Strauch’s language is the language of the heart muscle, a scandalous “cerebral pulse.” It is rhythmic self-abasement under the “subliminal creak” of his own rafters. His notions and subterfuges, fundamentally in accord with the barking of those dogs that he drew my attention to, with which he “scattered me to the air.” Can it still be described as language? Yes, it is the false bottom of language, the heaven and hell of language, the mutiny of rivers, “the steaming word-nostrils of brains that are in a state of endless and shameless despair.”

Strauch’s love-hate of the landscape, imbued with death, as he himself is consumed with death, his entire life seen by the intern as “a passion of suicide.” His obsessions with the petty goings-on around him, the everyday life of the inn, the landlady and her philandering ways, the engineer and his hungering ego, the ubiquity of the knacker. The incessant walks—to the station, through the larch wood, into the ravine, to the church, the cemetery, the poorhouse—movement as necessity to keep from freezing, quoting his Pascal: “Our nature is motion, complete stasis is death.”

We all live the lives of death masks. Everyone who is really alive has taken his off at one time or another, but as I say, people don’t live, it’s just, as I say, the life of death masks. […] A seeming life, no longer capable of real life. Cities that are long since dead, mountains too, long dead, livestock, poultry, even water and the creatures that used to live in the water. Reflections of our death masks. A death mask ball.

He grows irritated with his companion, the intern, who, in a rare moment of disagreement, objects to his “death mask ball” idea. “You young people don’t believe,” he said. “The whole world is nothing but a death-mask ball.” Strauch wonders if for his entire life he had really been someone else altogether, and had thus been denied “admission to myself.” Out of desperation then, he must write or tell about what preoccupies him, at all times. Death, truth, society’s insipid nature, the destruction of greatness by jealousy and apathy, the complex role of the artist (“the great emetic agents of the time”), the monstrous horror of life itself. The familiar Bernhardian preoccupations are all in evidence, sprouting up in their infancy, tiny seedlings that will grow into thick gnarled vines over the next twenty fierce years of writing. Here there is less of his later repetition, and with section breaks perhaps allowing for easier digestion than the monolithic text blocks that mark his successive novels, but his prose and themes are still recognizable. The book can be read as one massive smothering metaphor for Bernhard’s own feelings about his homeland. If you wanted to simplify it, that is. Strauch would likely draw your attention back to the dogs…

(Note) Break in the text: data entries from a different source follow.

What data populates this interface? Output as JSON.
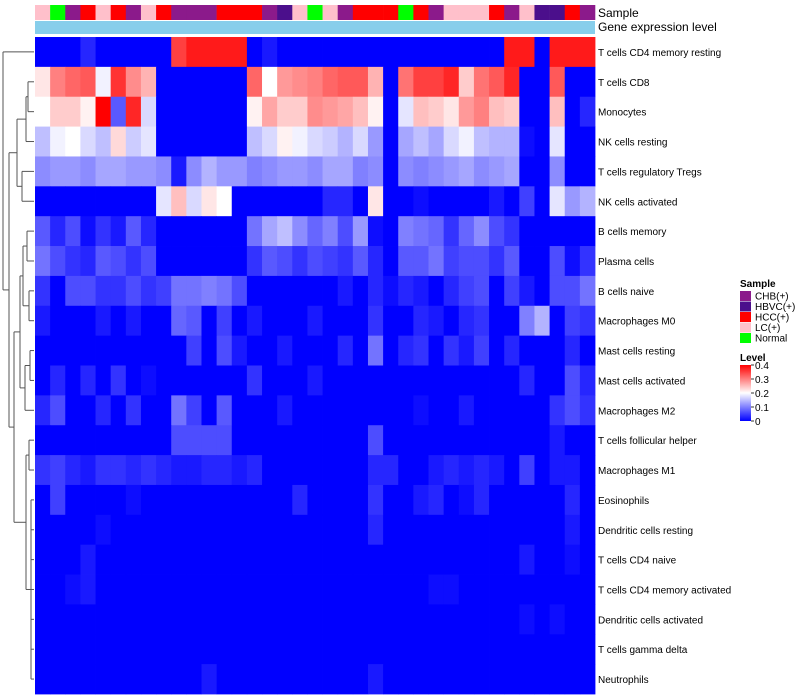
{
  "chart_data": {
    "type": "heatmap",
    "annotation_labels": [
      "Sample",
      "Gene expression level"
    ],
    "rows": [
      "T cells CD4 memory resting",
      "T cells CD8",
      "Monocytes",
      "NK cells resting",
      "T cells regulatory  Tregs",
      "NK cells activated",
      "B cells memory",
      "Plasma cells",
      "B cells naive",
      "Macrophages M0",
      "Mast cells resting",
      "Mast cells activated",
      "Macrophages M2",
      "T cells follicular helper",
      "Macrophages M1",
      "Eosinophils",
      "Dendritic cells resting",
      "T cells CD4 naive",
      "T cells CD4 memory activated",
      "Dendritic cells activated",
      "T cells gamma delta",
      "Neutrophils"
    ],
    "sample_groups": [
      "LC(+)",
      "Normal",
      "CHB(+)",
      "HCC(+)",
      "LC(+)",
      "HCC(+)",
      "CHB(+)",
      "LC(+)",
      "HCC(+)",
      "CHB(+)",
      "CHB(+)",
      "CHB(+)",
      "HCC(+)",
      "HCC(+)",
      "HCC(+)",
      "CHB(+)",
      "HBVC(+)",
      "LC(+)",
      "Normal",
      "LC(+)",
      "CHB(+)",
      "HCC(+)",
      "HCC(+)",
      "HCC(+)",
      "Normal",
      "HCC(+)",
      "CHB(+)",
      "LC(+)",
      "LC(+)",
      "LC(+)",
      "HCC(+)",
      "CHB(+)",
      "LC(+)",
      "HBVC(+)",
      "HBVC(+)",
      "HCC(+)",
      "CHB(+)"
    ],
    "group_colors": {
      "CHB(+)": "#8b1a8b",
      "HBVC(+)": "#4b0f8c",
      "HCC(+)": "#ff0000",
      "LC(+)": "#ffc0cb",
      "Normal": "#00ff00"
    },
    "gene_expression_bar_color": "#87ceeb",
    "values": [
      [
        0.0,
        0.0,
        0.0,
        0.03,
        0.0,
        0.0,
        0.0,
        0.0,
        0.0,
        0.35,
        0.38,
        0.38,
        0.38,
        0.38,
        0.0,
        0.02,
        0.0,
        0.0,
        0.0,
        0.0,
        0.0,
        0.0,
        0.0,
        0.0,
        0.0,
        0.0,
        0.0,
        0.0,
        0.0,
        0.0,
        0.0,
        0.38,
        0.38,
        0.0,
        0.38,
        0.38,
        0.38
      ],
      [
        0.22,
        0.3,
        0.32,
        0.33,
        0.19,
        0.36,
        0.29,
        0.26,
        0.0,
        0.0,
        0.0,
        0.0,
        0.0,
        0.0,
        0.32,
        0.2,
        0.28,
        0.29,
        0.3,
        0.32,
        0.33,
        0.33,
        0.26,
        0.0,
        0.31,
        0.35,
        0.35,
        0.37,
        0.24,
        0.31,
        0.33,
        0.37,
        0.0,
        0.0,
        0.33,
        0.0,
        0.0
      ],
      [
        0.2,
        0.24,
        0.24,
        0.21,
        0.4,
        0.07,
        0.37,
        0.17,
        0.0,
        0.0,
        0.0,
        0.0,
        0.0,
        0.0,
        0.21,
        0.27,
        0.24,
        0.24,
        0.29,
        0.28,
        0.27,
        0.25,
        0.21,
        0.0,
        0.18,
        0.25,
        0.24,
        0.22,
        0.28,
        0.3,
        0.25,
        0.24,
        0.0,
        0.0,
        0.25,
        0.0,
        0.03
      ],
      [
        0.15,
        0.19,
        0.2,
        0.17,
        0.15,
        0.23,
        0.16,
        0.18,
        0.0,
        0.0,
        0.0,
        0.0,
        0.0,
        0.0,
        0.15,
        0.17,
        0.21,
        0.19,
        0.17,
        0.16,
        0.14,
        0.17,
        0.12,
        0.0,
        0.13,
        0.15,
        0.13,
        0.17,
        0.19,
        0.15,
        0.14,
        0.14,
        0.01,
        0.0,
        0.18,
        0.0,
        0.0
      ],
      [
        0.11,
        0.12,
        0.12,
        0.11,
        0.13,
        0.13,
        0.12,
        0.12,
        0.11,
        0.02,
        0.11,
        0.14,
        0.12,
        0.12,
        0.1,
        0.11,
        0.12,
        0.12,
        0.11,
        0.13,
        0.13,
        0.1,
        0.11,
        0.0,
        0.11,
        0.1,
        0.11,
        0.12,
        0.13,
        0.11,
        0.12,
        0.13,
        0.0,
        0.0,
        0.11,
        0.0,
        0.0
      ],
      [
        0.0,
        0.0,
        0.0,
        0.0,
        0.0,
        0.0,
        0.0,
        0.0,
        0.18,
        0.25,
        0.17,
        0.22,
        0.2,
        0.0,
        0.0,
        0.0,
        0.0,
        0.0,
        0.0,
        0.03,
        0.03,
        0.0,
        0.22,
        0.0,
        0.0,
        0.01,
        0.0,
        0.0,
        0.0,
        0.0,
        0.02,
        0.0,
        0.05,
        0.0,
        0.18,
        0.12,
        0.14
      ],
      [
        0.07,
        0.03,
        0.06,
        0.01,
        0.04,
        0.02,
        0.07,
        0.03,
        0.0,
        0.0,
        0.0,
        0.0,
        0.0,
        0.0,
        0.09,
        0.13,
        0.15,
        0.11,
        0.08,
        0.1,
        0.06,
        0.12,
        0.01,
        0.0,
        0.1,
        0.09,
        0.08,
        0.04,
        0.08,
        0.11,
        0.06,
        0.04,
        0.0,
        0.0,
        0.0,
        0.0,
        0.0
      ],
      [
        0.09,
        0.06,
        0.04,
        0.03,
        0.07,
        0.06,
        0.04,
        0.06,
        0.0,
        0.0,
        0.0,
        0.0,
        0.0,
        0.0,
        0.04,
        0.07,
        0.06,
        0.04,
        0.06,
        0.05,
        0.04,
        0.07,
        0.03,
        0.0,
        0.07,
        0.07,
        0.09,
        0.05,
        0.06,
        0.06,
        0.04,
        0.07,
        0.0,
        0.0,
        0.06,
        0.01,
        0.04
      ],
      [
        0.04,
        0.0,
        0.06,
        0.06,
        0.04,
        0.04,
        0.06,
        0.04,
        0.05,
        0.09,
        0.09,
        0.1,
        0.09,
        0.06,
        0.0,
        0.0,
        0.0,
        0.0,
        0.0,
        0.0,
        0.02,
        0.0,
        0.03,
        0.01,
        0.03,
        0.02,
        0.0,
        0.03,
        0.05,
        0.06,
        0.0,
        0.05,
        0.02,
        0.0,
        0.06,
        0.06,
        0.09
      ],
      [
        0.02,
        0.0,
        0.0,
        0.0,
        0.02,
        0.0,
        0.02,
        0.0,
        0.0,
        0.08,
        0.07,
        0.0,
        0.05,
        0.0,
        0.02,
        0.0,
        0.0,
        0.0,
        0.02,
        0.0,
        0.0,
        0.0,
        0.04,
        0.0,
        0.0,
        0.03,
        0.02,
        0.0,
        0.03,
        0.04,
        0.0,
        0.0,
        0.1,
        0.14,
        0.0,
        0.05,
        0.04
      ],
      [
        0.0,
        0.0,
        0.0,
        0.0,
        0.0,
        0.0,
        0.0,
        0.0,
        0.0,
        0.0,
        0.05,
        0.0,
        0.06,
        0.02,
        0.0,
        0.0,
        0.02,
        0.0,
        0.0,
        0.0,
        0.03,
        0.0,
        0.09,
        0.0,
        0.03,
        0.04,
        0.0,
        0.04,
        0.02,
        0.05,
        0.0,
        0.03,
        0.0,
        0.0,
        0.0,
        0.03,
        0.0
      ],
      [
        0.0,
        0.03,
        0.0,
        0.03,
        0.0,
        0.04,
        0.0,
        0.01,
        0.0,
        0.0,
        0.0,
        0.0,
        0.0,
        0.0,
        0.04,
        0.0,
        0.0,
        0.0,
        0.02,
        0.0,
        0.0,
        0.0,
        0.0,
        0.0,
        0.0,
        0.0,
        0.0,
        0.0,
        0.0,
        0.0,
        0.0,
        0.0,
        0.03,
        0.0,
        0.0,
        0.06,
        0.03
      ],
      [
        0.03,
        0.06,
        0.0,
        0.0,
        0.03,
        0.0,
        0.04,
        0.0,
        0.0,
        0.09,
        0.05,
        0.0,
        0.07,
        0.0,
        0.0,
        0.0,
        0.02,
        0.0,
        0.0,
        0.0,
        0.0,
        0.0,
        0.0,
        0.0,
        0.0,
        0.01,
        0.0,
        0.0,
        0.02,
        0.0,
        0.0,
        0.0,
        0.0,
        0.0,
        0.04,
        0.06,
        0.04
      ],
      [
        0.0,
        0.0,
        0.0,
        0.0,
        0.0,
        0.0,
        0.0,
        0.0,
        0.0,
        0.06,
        0.06,
        0.06,
        0.06,
        0.0,
        0.0,
        0.0,
        0.0,
        0.0,
        0.0,
        0.0,
        0.0,
        0.0,
        0.06,
        0.0,
        0.0,
        0.0,
        0.0,
        0.0,
        0.0,
        0.0,
        0.0,
        0.0,
        0.0,
        0.0,
        0.02,
        0.0,
        0.0
      ],
      [
        0.04,
        0.05,
        0.03,
        0.02,
        0.04,
        0.04,
        0.03,
        0.04,
        0.03,
        0.02,
        0.02,
        0.03,
        0.03,
        0.02,
        0.03,
        0.0,
        0.0,
        0.0,
        0.0,
        0.0,
        0.0,
        0.0,
        0.03,
        0.03,
        0.0,
        0.0,
        0.02,
        0.03,
        0.02,
        0.03,
        0.02,
        0.0,
        0.05,
        0.0,
        0.02,
        0.02,
        0.0
      ],
      [
        0.0,
        0.05,
        0.0,
        0.0,
        0.0,
        0.0,
        0.01,
        0.0,
        0.0,
        0.0,
        0.0,
        0.0,
        0.0,
        0.0,
        0.0,
        0.0,
        0.0,
        0.03,
        0.0,
        0.0,
        0.0,
        0.0,
        0.04,
        0.0,
        0.0,
        0.02,
        0.03,
        0.0,
        0.01,
        0.03,
        0.0,
        0.0,
        0.0,
        0.0,
        0.0,
        0.03,
        0.0
      ],
      [
        0.0,
        0.0,
        0.0,
        0.0,
        0.01,
        0.0,
        0.0,
        0.0,
        0.0,
        0.0,
        0.0,
        0.0,
        0.0,
        0.0,
        0.0,
        0.0,
        0.0,
        0.0,
        0.0,
        0.0,
        0.0,
        0.0,
        0.03,
        0.0,
        0.0,
        0.0,
        0.0,
        0.0,
        0.0,
        0.0,
        0.0,
        0.0,
        0.0,
        0.0,
        0.0,
        0.02,
        0.0
      ],
      [
        0.0,
        0.0,
        0.0,
        0.02,
        0.0,
        0.0,
        0.0,
        0.0,
        0.0,
        0.0,
        0.0,
        0.0,
        0.0,
        0.0,
        0.0,
        0.0,
        0.0,
        0.0,
        0.0,
        0.0,
        0.0,
        0.0,
        0.0,
        0.0,
        0.0,
        0.0,
        0.0,
        0.0,
        0.0,
        0.0,
        0.0,
        0.0,
        0.02,
        0.0,
        0.0,
        0.01,
        0.0
      ],
      [
        0.0,
        0.0,
        0.01,
        0.02,
        0.0,
        0.0,
        0.0,
        0.0,
        0.0,
        0.0,
        0.0,
        0.0,
        0.0,
        0.0,
        0.0,
        0.0,
        0.0,
        0.0,
        0.0,
        0.0,
        0.0,
        0.0,
        0.0,
        0.0,
        0.0,
        0.0,
        0.01,
        0.01,
        0.0,
        0.0,
        0.0,
        0.0,
        0.0,
        0.0,
        0.0,
        0.0,
        0.0
      ],
      [
        0.0,
        0.0,
        0.0,
        0.0,
        0.0,
        0.0,
        0.0,
        0.0,
        0.0,
        0.0,
        0.0,
        0.0,
        0.0,
        0.0,
        0.0,
        0.0,
        0.0,
        0.0,
        0.0,
        0.0,
        0.0,
        0.0,
        0.0,
        0.0,
        0.0,
        0.0,
        0.0,
        0.0,
        0.0,
        0.0,
        0.0,
        0.0,
        0.01,
        0.0,
        0.01,
        0.0,
        0.0
      ],
      [
        0.0,
        0.0,
        0.0,
        0.0,
        0.0,
        0.0,
        0.0,
        0.0,
        0.0,
        0.0,
        0.0,
        0.0,
        0.0,
        0.0,
        0.0,
        0.0,
        0.0,
        0.0,
        0.0,
        0.0,
        0.0,
        0.0,
        0.0,
        0.0,
        0.0,
        0.0,
        0.0,
        0.0,
        0.0,
        0.0,
        0.0,
        0.0,
        0.0,
        0.0,
        0.0,
        0.0,
        0.0
      ],
      [
        0.0,
        0.0,
        0.0,
        0.0,
        0.0,
        0.0,
        0.0,
        0.0,
        0.0,
        0.0,
        0.0,
        0.02,
        0.0,
        0.0,
        0.0,
        0.0,
        0.0,
        0.0,
        0.0,
        0.0,
        0.0,
        0.0,
        0.02,
        0.0,
        0.0,
        0.0,
        0.0,
        0.0,
        0.0,
        0.0,
        0.0,
        0.0,
        0.0,
        0.0,
        0.0,
        0.0,
        0.0
      ]
    ],
    "legend": {
      "sample_title": "Sample",
      "sample_entries": [
        "CHB(+)",
        "HBVC(+)",
        "HCC(+)",
        "LC(+)",
        "Normal"
      ],
      "level_title": "Level",
      "level_ticks": [
        "0.4",
        "0.3",
        "0.2",
        "0.1",
        "0"
      ],
      "level_tick_values": [
        0.4,
        0.3,
        0.2,
        0.1,
        0
      ],
      "level_range": [
        0,
        0.4
      ],
      "level_colors": [
        "#0000ff",
        "#ffffff",
        "#ff0000"
      ],
      "placement": "right"
    },
    "dendrogram": "row dendrogram on left"
  }
}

‘Listen, the dogs! Listen to that barking.’ And he got up and walked out and went up to his room. When I followed him out into the entrance hall and stopped, I could hear through the half-iced-up open front door the long-drawn-out howling of dogs, and sometimes their barking. The endlessly drawn out howling, and the sound of barking biting into it. In front of me I heard the barking and howling, and behind me the laughing and vomiting and smacking of playing cards. Ahead of me the dogs, behind me the customers at the bar. I won’t be able to sleep tonight.